Friday, October 12, 2007

Parsing XML in PHP

Traverse the document tree
In this example we have a XML file which consists of a document with a specific version. The document contains persons with the attributes firstname, lastname and description. The code snippet finds the document version and prints it. It's pretty straight forward you just check all the top nodes of the document and look for the one named document.


foreach ( $tree->children as $document )
{
// parse the document
if ( $document->name == "document" )
{
// get the document version attribute
foreach ( $document->attributes as $documentAttr )
{
if ( $documentAttr->name == "version" )
{
print( "Found document with version: " . $documentAttr->content . "
" );
}
}

// find persons here
}
}


When you've found the document node you can start looking for persons. This is done in the same manner, check the children nodes and look for person.

To make the process of getting the attribute values simpler we write a helper function to fetch the attribute value from a node.
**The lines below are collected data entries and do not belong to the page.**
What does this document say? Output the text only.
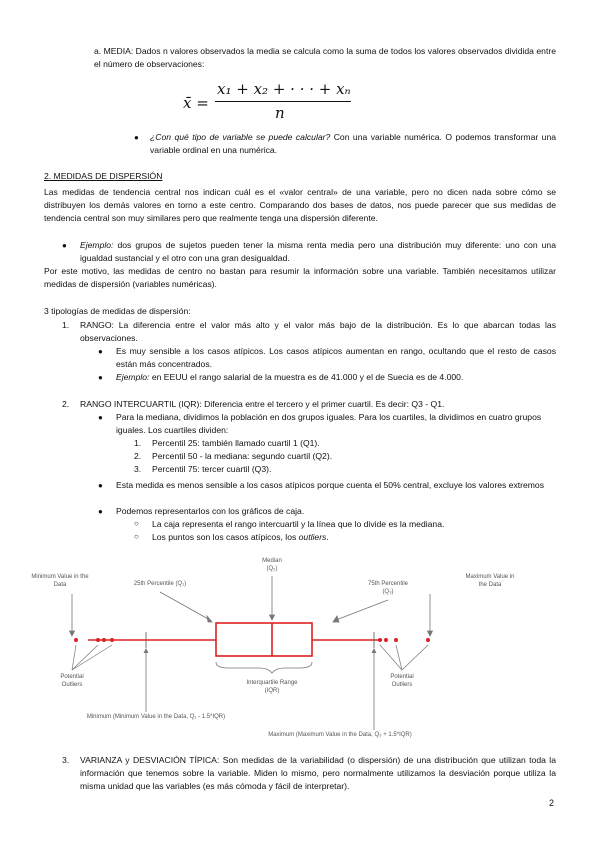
a. MEDIA: Dados n valores observados la media se calcula como la suma de todos los valores observados dividida entre el número de observaciones:
x̄ =
x₁ + x₂ + · · · + xₙ
n
● ¿Con qué tipo de variable se puede calcular? Con una variable numérica. O podemos transformar una variable ordinal en una numérica.
2. MEDIDAS DE DISPERSIÓN
Las medidas de tendencia central nos indican cuál es el «valor central» de una variable, pero no dicen nada sobre cómo se distribuyen los demás valores en torno a este centro. Comparando dos bases de datos, nos puede parecer que sus medidas de tendencia central son muy similares pero que realmente tenga una dispersión diferente.
● Ejemplo: dos grupos de sujetos pueden tener la misma renta media pero una distribución muy diferente: uno con una igualdad sustancial y el otro con una gran desigualdad.
Por este motivo, las medidas de centro no bastan para resumir la información sobre una variable. También necesitamos utilizar medidas de dispersión (variables numéricas).
3 tipologías de medidas de dispersión:
1. RANGO: La diferencia entre el valor más alto y el valor más bajo de la distribución. Es lo que abarcan todas las observaciones.
● Es muy sensible a los casos atípicos. Los casos atípicos aumentan en rango, ocultando que el resto de casos están más concentrados.
● Ejemplo: en EEUU el rango salarial de la muestra es de 41.000 y el de Suecia es de 4.000.
2. RANGO INTERCUARTIL (IQR): Diferencia entre el tercero y el primer cuartil. Es decir: Q3 - Q1.
● Para la mediana, dividimos la población en dos grupos iguales. Para los cuartiles, la dividimos en cuatro grupos iguales. Los cuartiles dividen:
1. Percentil 25: también llamado cuartil 1 (Q1).
2. Percentil 50 - la mediana: segundo cuartil (Q2).
3. Percentil 75: tercer cuartil (Q3).
● Esta medida es menos sensible a los casos atípicos porque cuenta el 50% central, excluye los valores extremos
● Podemos representarlos con los gráficos de caja.
○ La caja representa el rango intercuartil y la línea que lo divide es la mediana.
○ Los puntos son los casos atípicos, los outliers.
Minimum Value in the Data	25th Percentile (Q₁)
Median (Q₂)
75th Percentile (Q₃)
Maximum Value in the Data
Potential Outliers
Potential Outliers
Interquartile Range (IQR)
Minimum (Minimum Value in the Data, Q₁ - 1.5*IQR)
Maximum (Maximum Value in the Data, Q₃ + 1.5*IQR)
3. VARIANZA y DESVIACIÓN TÍPICA: Son medidas de la variabilidad (o dispersión) de una distribución que utilizan toda la información que tenemos sobre la variable. Miden lo mismo, pero normalmente utilizamos la desviación porque utiliza la misma unidad que las variables (es más cómoda y fácil de interpretar).
2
function getAttrValue( $node, $attrName )
{
$ret = false;

foreach ( $node->attributes as $nodeAttr )
{
if ( $nodeAttr->name == $attrName )
{
$ret = $nodeAttr->content;
}
}
return $ret;
}


Now we're ready to parse the information describing the persons in this example. When we've found the person node we check all the subnodes and look for the nodes we want and fetch the information from these nodes.


// parse all persons
foreach ( $document->children as $person )
{
if ( $person->name == "person" )
{
print( "Found a new person
" );

$firstName = "";
$lastName = "";
$descriptionName = "";

// get the name and description
foreach ( $person->children as $personAttribute )
{
switch ( $personAttribute->name )
{
case "firstname" :
{
$firstName = getAttrValue( $personAttribute, "value" );
}break;

case "lastname" :
{
$lastName = getAttrValue( $personAttribute, "value" );
}break;

case "description" :
{
// get the description text
foreach ( $personAttribute->children as $description )
{
if ( $description->type == 3 )
{
$description = $description->content;
}
}
}break;
}
}

print( "The persons firstname is: $firstName
" );
print( "The persons lastname is: $lastName
" );
print( "The persons description is: $description
" );
}
}


include_once( "ezxml/classes/ezxml.php" );

$xmlDocument =
"





Coder.






Coder.


";

$tree =& eZXML::domTree( $xmlDocument, array( "TrimWhiteSpace" => true ) );

foreach ( $tree->children as $document )
{
// parse the document
if ( $document->name == "document" )
{
// get the document version attribute
foreach ( $document->attributes as $documentAttr )
{
if ( $documentAttr->name == "version" )
{
print( "Found document with version: " . $documentAttr->content . "
" );
}
}

// parse all persons
foreach ( $document->children as $person )
{
if ( $person->name == "person" )
{
print( "Found a new person
" );

$firstName = "";
$lastName = "";
$descriptionName = "";

// get the name and description
foreach ( $person->children as $personAttribute )
{
switch ( $personAttribute->name )
{
case "firstname" :
{
$firstName = getAttrValue( $personAttribute, "value" );
}break;

case "lastname" :
{
$lastName = getAttrValue( $personAttribute, "value" );
}break;

case "description" :
{
// get the description text
foreach ( $personAttribute->children as $description )
{
if ( $description->type == 3 )
{
$description = $description->content;
}
}
}break;
}
}

print( "The persons firstname is: $firstName
" );
print( "The persons lastname is: $lastName
" );
print( "The persons description is: $description
" );
}
}
}
}

/*!
Function to fetch an attribute value.
Will return the value of the attribute if found. False if not found.
*/
function getAttrValue( $node, $attrName )
{
$ret = false;

foreach ( $node->attributes as $nodeAttr )
{
if ( $nodeAttr->name == $attrName )
{
$ret = $nodeAttr->content;
}
}
return $ret;
}


This code will produce the following output:

Found document with version: 42
Found a new person
The persons firstname is: Bård
The persons lastname is: Farstad
The persons description is: Coder.
Found a new person
The persons firstname is: Christoffer A.
The persons lastname is: Elo
The persons description is: Coder2.


Using XML is simple and straightforward with the eZ xml class. You don't need any external libraries, the class produce the same document tree as you would get from the XML functions in PHP (which all need external libraries). It is also the only PHP XML parser class which returns the same object tree as the library functions, making it easy to use your programs both on sites where XML is compiled into PHP and sites where it isn't.